Potrei continuare, e a lungo, ma chi voglia saperne di più acquisti i libri di quel maestro. «Nelle perle dei bambini - ha scritto Cesare Marchi - c’è qualcosa di fatalmente serio, che dovrebbe indurre al rispetto prima ancora che al riso». Nella semplicità e nel candore delle loro espressioni, si celano, spesso, grandi verità, ed è per questo che conoscere il pensiero-bambino sul mondo, equivale ad aprire gli occhi sulla realtà che ci circonda. Alcuni giorni fa, un’indagine promossa dal professor Farnetani, docente dell’università Bicocca di Milano e condotta su un campione di pediatri e infermieri pediatrici, ha rivelato che il 73,5% dei bambini intervistati da quei professionisti, alla domanda «è meglio il matrimonio o la convivenza tra genitori?» ha risposto (e con decisione) «il matrimonio», indipendentemente se esso avvenga con rito religioso o civile.
Il perché la stragrande maggioranza dei bambini preferisca la famiglia «classica» agli Schifiltor moderni (Pacs, coppie omosessuali, e altre varietà biologiche.
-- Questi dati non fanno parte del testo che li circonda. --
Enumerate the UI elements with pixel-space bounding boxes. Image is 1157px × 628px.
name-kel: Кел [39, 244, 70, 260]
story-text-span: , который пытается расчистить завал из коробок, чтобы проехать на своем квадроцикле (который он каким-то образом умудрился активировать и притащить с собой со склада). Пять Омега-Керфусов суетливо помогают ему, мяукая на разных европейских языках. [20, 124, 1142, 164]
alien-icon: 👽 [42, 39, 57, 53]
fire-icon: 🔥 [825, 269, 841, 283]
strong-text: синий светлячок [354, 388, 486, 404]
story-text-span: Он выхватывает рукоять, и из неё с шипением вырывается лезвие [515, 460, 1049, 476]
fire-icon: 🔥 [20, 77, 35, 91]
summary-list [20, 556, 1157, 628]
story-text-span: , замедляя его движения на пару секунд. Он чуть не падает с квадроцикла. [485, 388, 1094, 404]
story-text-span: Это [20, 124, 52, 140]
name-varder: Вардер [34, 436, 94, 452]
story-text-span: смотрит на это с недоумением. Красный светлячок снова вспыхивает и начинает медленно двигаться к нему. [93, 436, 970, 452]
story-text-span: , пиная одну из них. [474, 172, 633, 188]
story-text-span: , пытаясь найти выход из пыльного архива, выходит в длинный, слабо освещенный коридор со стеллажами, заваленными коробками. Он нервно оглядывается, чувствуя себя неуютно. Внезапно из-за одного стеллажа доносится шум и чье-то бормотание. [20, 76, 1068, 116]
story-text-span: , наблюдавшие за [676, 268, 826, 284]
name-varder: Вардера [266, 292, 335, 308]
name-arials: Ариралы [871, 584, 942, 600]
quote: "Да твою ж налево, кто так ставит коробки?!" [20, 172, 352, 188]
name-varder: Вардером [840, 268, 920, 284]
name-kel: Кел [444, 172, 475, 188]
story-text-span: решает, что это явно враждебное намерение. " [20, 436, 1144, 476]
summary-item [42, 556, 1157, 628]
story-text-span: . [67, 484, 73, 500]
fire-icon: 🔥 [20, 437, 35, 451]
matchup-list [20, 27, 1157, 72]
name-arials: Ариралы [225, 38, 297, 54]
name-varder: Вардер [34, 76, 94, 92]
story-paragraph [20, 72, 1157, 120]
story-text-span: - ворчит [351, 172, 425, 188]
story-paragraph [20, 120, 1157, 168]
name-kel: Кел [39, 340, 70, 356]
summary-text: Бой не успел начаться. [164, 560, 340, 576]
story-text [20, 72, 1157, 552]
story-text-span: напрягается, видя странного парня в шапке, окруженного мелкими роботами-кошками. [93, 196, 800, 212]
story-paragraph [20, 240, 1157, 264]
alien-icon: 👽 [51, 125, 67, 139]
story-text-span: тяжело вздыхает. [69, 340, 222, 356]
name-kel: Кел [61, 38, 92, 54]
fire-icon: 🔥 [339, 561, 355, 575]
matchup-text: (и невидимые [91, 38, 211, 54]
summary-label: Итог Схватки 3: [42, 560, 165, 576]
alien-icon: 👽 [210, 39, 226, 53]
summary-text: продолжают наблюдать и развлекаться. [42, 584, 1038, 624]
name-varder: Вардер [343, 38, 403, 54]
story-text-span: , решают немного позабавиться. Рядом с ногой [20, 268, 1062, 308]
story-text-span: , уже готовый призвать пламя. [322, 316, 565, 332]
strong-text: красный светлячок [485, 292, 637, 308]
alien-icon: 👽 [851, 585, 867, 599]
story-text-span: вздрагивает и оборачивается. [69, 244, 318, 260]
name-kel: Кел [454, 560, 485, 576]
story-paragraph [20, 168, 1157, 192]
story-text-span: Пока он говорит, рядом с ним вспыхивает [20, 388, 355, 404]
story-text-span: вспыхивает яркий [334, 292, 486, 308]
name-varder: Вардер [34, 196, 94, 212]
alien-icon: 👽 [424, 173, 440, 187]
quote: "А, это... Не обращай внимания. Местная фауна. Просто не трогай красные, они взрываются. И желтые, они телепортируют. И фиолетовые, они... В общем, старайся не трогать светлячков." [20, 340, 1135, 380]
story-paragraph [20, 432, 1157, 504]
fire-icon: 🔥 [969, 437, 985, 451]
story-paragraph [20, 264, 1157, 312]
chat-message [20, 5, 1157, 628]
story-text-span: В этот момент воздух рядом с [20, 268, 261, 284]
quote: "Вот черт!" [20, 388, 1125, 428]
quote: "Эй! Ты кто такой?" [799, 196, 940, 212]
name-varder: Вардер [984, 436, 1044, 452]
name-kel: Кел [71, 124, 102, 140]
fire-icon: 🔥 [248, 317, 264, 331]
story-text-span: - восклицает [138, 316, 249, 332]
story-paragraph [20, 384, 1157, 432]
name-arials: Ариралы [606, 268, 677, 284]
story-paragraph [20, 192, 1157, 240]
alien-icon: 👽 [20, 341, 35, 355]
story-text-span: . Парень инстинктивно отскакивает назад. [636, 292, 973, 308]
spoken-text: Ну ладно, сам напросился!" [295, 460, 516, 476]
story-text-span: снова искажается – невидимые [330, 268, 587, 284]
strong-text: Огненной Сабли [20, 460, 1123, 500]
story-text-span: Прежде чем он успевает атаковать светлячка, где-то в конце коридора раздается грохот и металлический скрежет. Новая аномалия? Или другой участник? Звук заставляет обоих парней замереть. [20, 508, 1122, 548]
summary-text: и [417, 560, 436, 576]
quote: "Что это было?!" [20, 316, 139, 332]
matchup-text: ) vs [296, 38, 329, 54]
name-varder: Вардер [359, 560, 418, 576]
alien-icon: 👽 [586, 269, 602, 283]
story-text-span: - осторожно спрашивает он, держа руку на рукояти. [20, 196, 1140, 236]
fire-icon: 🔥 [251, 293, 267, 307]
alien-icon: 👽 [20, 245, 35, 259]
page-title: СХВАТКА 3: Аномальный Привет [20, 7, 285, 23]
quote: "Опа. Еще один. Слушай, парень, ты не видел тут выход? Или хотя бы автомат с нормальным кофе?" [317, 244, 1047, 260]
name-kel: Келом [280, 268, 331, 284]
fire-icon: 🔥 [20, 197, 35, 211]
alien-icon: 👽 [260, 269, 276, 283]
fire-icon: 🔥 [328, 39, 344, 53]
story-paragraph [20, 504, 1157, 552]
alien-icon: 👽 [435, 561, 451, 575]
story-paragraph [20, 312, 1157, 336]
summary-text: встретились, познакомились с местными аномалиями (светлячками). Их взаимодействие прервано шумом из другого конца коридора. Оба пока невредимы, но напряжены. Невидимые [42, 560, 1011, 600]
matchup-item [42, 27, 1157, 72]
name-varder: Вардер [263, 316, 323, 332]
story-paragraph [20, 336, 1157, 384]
Schifiltor era un gioco disgustoso degli anni Ottanta) è stato così spiegato dai pediatri coinvolti nel sondaggio: «I piccoli hanno bisogno di sicurezza e di stabilità, che solo le figure materne e paterne posso dare». E inoltre sono attenti osservatori dei fatti di costume, e a modo loro (cioè esprimendosi con linguaggio colorito, e senza peli sulla lingua) sanno giudicare. Tema: Parla dei Pacs. Svolgimento. «I Pacs sono le coppie che vengono alle vie di fatto per causa che non sono sposate. Per me la soluzione sarebbe che andassero a confessarsi dallo stesso prete, e poi si sposassero in chiesa, come fanno tutte le persone normali-civili di questo mondo».